Not only were the spaces reasonably decorated but the transitions between them had been carefully thought out to give players the best experience. I should give you one slight spoiler: if your group suffers from mobility issues, you should talk to Adventox about it before you book.

There aren’t a huge number of puzzles to Alcatraz, but I found them reasonably varied – including some physical interactions, observation, riddles, instructional stages and lots of searching. I have to admit that we really struggled in this room, but I didn’t feel the puzzles were particularly unfair. A couple felt a little tenuous, and in one place we needed a clue because we were too careful with the set, but generally it was just that we weren’t on song.

That was exacerbated by two things. First, the game felt quite linear – there was usually a specific challenge to overcome next and, if you didn’t work out what that was, you could easily be banging your head against a brick wall solving the wrong puzzle. Second, that shortage of puzzles meant that, when we did hit roadblocks, we spent a lot of time exhausting every possibility we could think of, so we ended up switching off mentally a little in the later parts of the game.
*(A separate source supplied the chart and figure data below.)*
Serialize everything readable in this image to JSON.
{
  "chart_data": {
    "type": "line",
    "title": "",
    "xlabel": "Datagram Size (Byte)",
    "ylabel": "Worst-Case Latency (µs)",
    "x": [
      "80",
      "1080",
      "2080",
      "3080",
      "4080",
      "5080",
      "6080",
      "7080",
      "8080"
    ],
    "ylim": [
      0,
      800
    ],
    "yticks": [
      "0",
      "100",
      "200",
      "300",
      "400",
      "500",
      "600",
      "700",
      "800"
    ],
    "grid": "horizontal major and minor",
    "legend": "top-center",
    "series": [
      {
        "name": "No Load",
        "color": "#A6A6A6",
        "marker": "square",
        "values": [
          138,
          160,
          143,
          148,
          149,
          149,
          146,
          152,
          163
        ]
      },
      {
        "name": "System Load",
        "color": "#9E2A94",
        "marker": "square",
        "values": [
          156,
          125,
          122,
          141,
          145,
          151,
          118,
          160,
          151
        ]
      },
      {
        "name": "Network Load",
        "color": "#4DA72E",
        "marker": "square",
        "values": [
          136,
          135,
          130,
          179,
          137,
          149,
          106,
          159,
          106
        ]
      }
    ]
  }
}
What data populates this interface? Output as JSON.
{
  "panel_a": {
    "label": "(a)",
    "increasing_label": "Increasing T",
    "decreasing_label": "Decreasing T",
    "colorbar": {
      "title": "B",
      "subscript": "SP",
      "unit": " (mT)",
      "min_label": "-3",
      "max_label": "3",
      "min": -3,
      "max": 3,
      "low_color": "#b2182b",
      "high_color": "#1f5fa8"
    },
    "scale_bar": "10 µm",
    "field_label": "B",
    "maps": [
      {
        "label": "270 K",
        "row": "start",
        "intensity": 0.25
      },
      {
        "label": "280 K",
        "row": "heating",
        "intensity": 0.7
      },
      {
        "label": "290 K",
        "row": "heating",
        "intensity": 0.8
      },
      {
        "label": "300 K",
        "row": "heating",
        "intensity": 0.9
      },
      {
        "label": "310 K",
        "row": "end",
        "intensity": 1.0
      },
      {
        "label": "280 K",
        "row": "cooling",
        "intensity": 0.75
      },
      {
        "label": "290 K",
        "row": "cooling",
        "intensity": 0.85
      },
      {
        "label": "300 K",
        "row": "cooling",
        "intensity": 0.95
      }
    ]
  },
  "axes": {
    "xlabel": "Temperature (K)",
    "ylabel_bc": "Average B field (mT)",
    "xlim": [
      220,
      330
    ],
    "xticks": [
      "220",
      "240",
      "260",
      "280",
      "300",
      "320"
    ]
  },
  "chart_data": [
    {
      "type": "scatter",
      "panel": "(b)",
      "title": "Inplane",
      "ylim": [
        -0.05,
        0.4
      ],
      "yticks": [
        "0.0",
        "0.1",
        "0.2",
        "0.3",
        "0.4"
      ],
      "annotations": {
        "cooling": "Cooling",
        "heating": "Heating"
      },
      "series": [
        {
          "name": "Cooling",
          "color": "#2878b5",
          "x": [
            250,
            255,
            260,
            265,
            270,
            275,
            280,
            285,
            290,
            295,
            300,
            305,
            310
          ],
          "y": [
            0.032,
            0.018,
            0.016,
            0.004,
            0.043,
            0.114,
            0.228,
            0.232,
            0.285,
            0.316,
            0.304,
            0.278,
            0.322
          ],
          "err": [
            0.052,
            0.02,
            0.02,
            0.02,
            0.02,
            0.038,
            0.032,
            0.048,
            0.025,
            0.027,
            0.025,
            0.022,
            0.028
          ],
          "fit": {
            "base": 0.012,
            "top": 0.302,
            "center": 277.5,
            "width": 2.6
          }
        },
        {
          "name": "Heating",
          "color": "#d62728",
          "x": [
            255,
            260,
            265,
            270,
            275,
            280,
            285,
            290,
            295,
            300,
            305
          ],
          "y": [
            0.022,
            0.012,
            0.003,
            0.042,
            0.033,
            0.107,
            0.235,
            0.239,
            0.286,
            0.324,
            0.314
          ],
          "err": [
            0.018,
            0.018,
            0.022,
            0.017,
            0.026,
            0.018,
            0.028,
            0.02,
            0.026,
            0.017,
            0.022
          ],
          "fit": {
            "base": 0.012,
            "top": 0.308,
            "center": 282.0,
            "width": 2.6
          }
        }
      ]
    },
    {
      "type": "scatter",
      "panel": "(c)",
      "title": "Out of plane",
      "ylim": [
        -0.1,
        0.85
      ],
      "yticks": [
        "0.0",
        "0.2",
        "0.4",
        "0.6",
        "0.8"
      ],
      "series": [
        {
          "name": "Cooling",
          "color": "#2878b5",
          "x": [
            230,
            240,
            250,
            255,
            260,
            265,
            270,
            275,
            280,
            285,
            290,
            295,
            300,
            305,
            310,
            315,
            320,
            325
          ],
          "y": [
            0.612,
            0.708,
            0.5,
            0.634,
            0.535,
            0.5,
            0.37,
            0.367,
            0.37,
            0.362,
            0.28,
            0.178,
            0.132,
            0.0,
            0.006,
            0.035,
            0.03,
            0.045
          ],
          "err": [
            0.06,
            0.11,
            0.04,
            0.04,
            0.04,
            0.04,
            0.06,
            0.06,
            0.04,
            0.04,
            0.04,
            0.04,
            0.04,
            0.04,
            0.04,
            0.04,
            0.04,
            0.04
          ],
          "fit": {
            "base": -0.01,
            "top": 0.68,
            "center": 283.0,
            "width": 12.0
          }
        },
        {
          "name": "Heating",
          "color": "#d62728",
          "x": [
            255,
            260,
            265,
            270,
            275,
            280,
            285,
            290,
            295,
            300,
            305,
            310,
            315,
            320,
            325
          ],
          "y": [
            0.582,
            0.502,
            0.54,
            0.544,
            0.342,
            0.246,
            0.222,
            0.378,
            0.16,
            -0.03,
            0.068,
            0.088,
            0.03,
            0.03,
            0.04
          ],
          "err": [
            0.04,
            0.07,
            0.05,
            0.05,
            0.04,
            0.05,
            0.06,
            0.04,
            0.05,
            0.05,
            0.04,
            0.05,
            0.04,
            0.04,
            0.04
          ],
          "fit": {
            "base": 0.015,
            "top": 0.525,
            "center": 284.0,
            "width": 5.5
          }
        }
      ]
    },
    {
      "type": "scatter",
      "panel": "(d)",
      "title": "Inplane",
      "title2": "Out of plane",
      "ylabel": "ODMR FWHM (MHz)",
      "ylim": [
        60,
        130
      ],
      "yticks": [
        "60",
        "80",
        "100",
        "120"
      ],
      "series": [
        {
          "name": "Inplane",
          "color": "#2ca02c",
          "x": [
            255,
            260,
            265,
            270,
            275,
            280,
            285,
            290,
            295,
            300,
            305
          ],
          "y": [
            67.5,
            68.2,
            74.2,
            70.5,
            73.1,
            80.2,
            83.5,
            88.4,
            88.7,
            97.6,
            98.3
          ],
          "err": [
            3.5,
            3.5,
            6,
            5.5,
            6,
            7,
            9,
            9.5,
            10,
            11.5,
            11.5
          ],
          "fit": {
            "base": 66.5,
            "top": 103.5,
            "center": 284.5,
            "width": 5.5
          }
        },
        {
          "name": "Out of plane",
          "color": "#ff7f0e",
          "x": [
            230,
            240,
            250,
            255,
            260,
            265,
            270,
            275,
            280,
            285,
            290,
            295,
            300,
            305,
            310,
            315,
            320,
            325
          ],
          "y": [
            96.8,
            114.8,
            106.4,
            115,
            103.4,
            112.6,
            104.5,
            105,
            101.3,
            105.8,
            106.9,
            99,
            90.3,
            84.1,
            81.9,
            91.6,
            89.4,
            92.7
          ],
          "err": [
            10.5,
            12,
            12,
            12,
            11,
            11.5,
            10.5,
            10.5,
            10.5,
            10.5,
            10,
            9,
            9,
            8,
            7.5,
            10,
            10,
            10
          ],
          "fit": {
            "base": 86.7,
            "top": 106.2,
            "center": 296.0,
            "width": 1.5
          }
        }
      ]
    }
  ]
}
This isn’t a game that really tells a story, but there are some snippets in there to help make the narrative a little more three-dimensional. They’ve also done well with the cluing systems, with three separate ways to give us information. You have the vague echoings of a nearby prisoner to escape the prison cell, but they also had a couple of other mechanisms later on, one of which was particularly subtle and clever. With a relatively small number of puzzles, they tended not to jump in straight away and instead just left us to get on with things till we asked for help.

I wasn’t quite ready for the end when it came, but I did like that there was more to the narrative than just “escape a room”. For all that there was minimal story, the puzzles did try to stick to the mission, with the final step being to secure our way onto the ferry and home.


We escaped in 55 minutes having had around five clues.

Verdict –

Alcatraz is a solid game but not one that excited me. It looked reasonable, had good transitions, and the puzzles were reasonably logical, but the flow didn’t feel right – the broadly linear style and see-them-or-don’t puzzles left me feeling frustrated – and too often we ended up sitting around unable to make progress until we ran out of ideas and asked for a hint.

Four is probably the right number in this game. You could play with two or three, but I always find split starts work better with at least four to avoid piling pressure on the lone player. I’d stick to the same number for beginners.


We headed out to The Defector’s Weld for food. It was a reasonable option but a little pricier than I’d expect for good – but not stellar – pub food.